Фонарь Матвей Петровича
В моей руке горит…
Фонарь Матвей Петровича —
Как ярко он горит!
 
   Но встречусь ли я завтра с Мироном? Сегодня ночью, сейчас, арестуют, может быть, и меня. Как же тогда Мирон и доктор? Он не знает ни имени врача, ни номера кабинета. (Теперь соринкой в глазу, мешающей осознать случившееся, был, как мне казалось, завтрашний медицинский осмотр Мирона. Надо и от этой соринки избавиться, и тогда я наконец осознаю.)
   Четверть первого ночи. Я позвонила Мирону. Его нет дома, трубку взяла мать.
   — Мария Самойловна, — сказала я торопливо. — Передайте, пожалуйста, Мирону, что номер кабинета — 23, а фамилия врача — Резвин. Если завтра я к десяти не приду — пусть он идет сам. Врач примет его… Он записан.
   — Мирон один не пойдет… — с неудовольствием ответила Мария Самойловна. — А с вами случилось что-нибудь? Вы заболели?
   — Нет. Я здорова, но…
   Я не договорила. В эту секунду раздался резкий и продолжительный звонок в дверь.
   — К вам звонят? — спросила Мария Самойловна. — Что случилось? Кто это к вам так поздно?

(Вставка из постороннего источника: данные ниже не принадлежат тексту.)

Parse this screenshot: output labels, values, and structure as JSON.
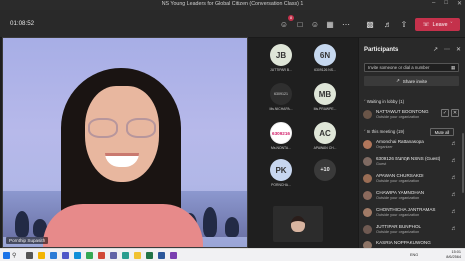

   — До свидания, — ответила я. — Пусть Мирон идет один, без меня. Кабинет 23. А может быть, я и приду.
   Снова — длинный звонок.
   — До свидания… — и я повесила трубку.
   Открыла дверь. Это были они. Рядом с ними стоял Изя Гликин.
   — Проходите, гражданин, раз пришли, — сказал грязный и пропустил Изю вперед.
   Он был по-прежнему обструганный, белесый и плоский, но за время своего отсутствия набрался повелительности. По-видимому, теперь он уже располагал всеми инструкциями.
   Без спроса он шагнул в Люшину комнату, нашарил выключатель, зажег свет. Изя снял и повесил свою куртку на вешалку. Второй налетчик вошел следом за первым. И мы с Изей за ними. Первый предъявил мне бумагу — бланк со штемпелем. Это был ордер на арест Бронштейна, Матвея Петровича, и на обыск в занимаемой им квартире.
   — Отравляющие вещества имеются? Оружие есть? Если есть — сдайте лучше сами.
   Я поглядела с судорожной улыбкой на этого шутника-идиота. Что он — притворяется или в самом деле воображает, будто мы, мы! способны хранить оружие и яды?
   Я мотнула головой.
   — Покажите нам его комнату, — приказал мне главный. — А вы, гражданин, останетесь здесь.
   Изя присел на Люшину табуретку. Еще один звонок в дверь.
   — Это свои, — сказал главный и сам отворил входную дверь.
   Вошли солдаты. Ему они были свои. Двое. Они заняли позиции в передней по обеим сторонам телефона.
   Изя Гликин — у Люши в детской; я и налетчики — в Митиной комнате.
   Я сижу на тахте. Опять на том же месте, где сидела до. Я уже догадывалась, что с этой ночи вся моя жизнь будет делиться на до и после.
   Арестован уже Митя или нет? Знают ли они, что он в Киеве? Если нет — то как мне предупредить его? Телеграмму перехватят. Уведут меня после обыска или оставят дома?
   Если я останусь на воле — попрошу съездить в Киев Изю. Он толковее, чем Мирон, старше. Нет, нельзя. Изя уже у них на примете. Кроме того, он — служащий, поездка — прогул.
   Налетчики работали очень своеобразно. Они выдвигали ящики письменного стола, вытаскивали оттуда бумаги и, не читая, рвали их в мелкие клочья. «Не трогайте его чертежи!» Это я только подумала, но не сказала. Оцепенение, немота уже охватили меня. Это было не оцепенение страха, но — осознание тщетности любых слов. Обращаться к этим людям с какими-либо словами так же нелепо, как к стульям или трубам парового отопления. Поразило меня, что они нисколько не интересовались ни формулами, ни вообще ничем написанным: рвали в мелкие клочья и кидали на пол. На основании чего же, каких документов, собирался Большой Дом вести следствие? И стихи Мандельштама, конечно, не стали бы они читать… Чтением они вообще себя не утруждали и ничего написанного не намеревались взять с собой. (Сейчас, в 80—83-м годах, молодые физики нередко спрашивают: сохранился ли у меня в полном, подлинном виде, экземпляр докторской диссертации Матвея Петровича? У меня — нет. Быть может, в ВАКе? В Митиной комнате по ней ходили сапогами.)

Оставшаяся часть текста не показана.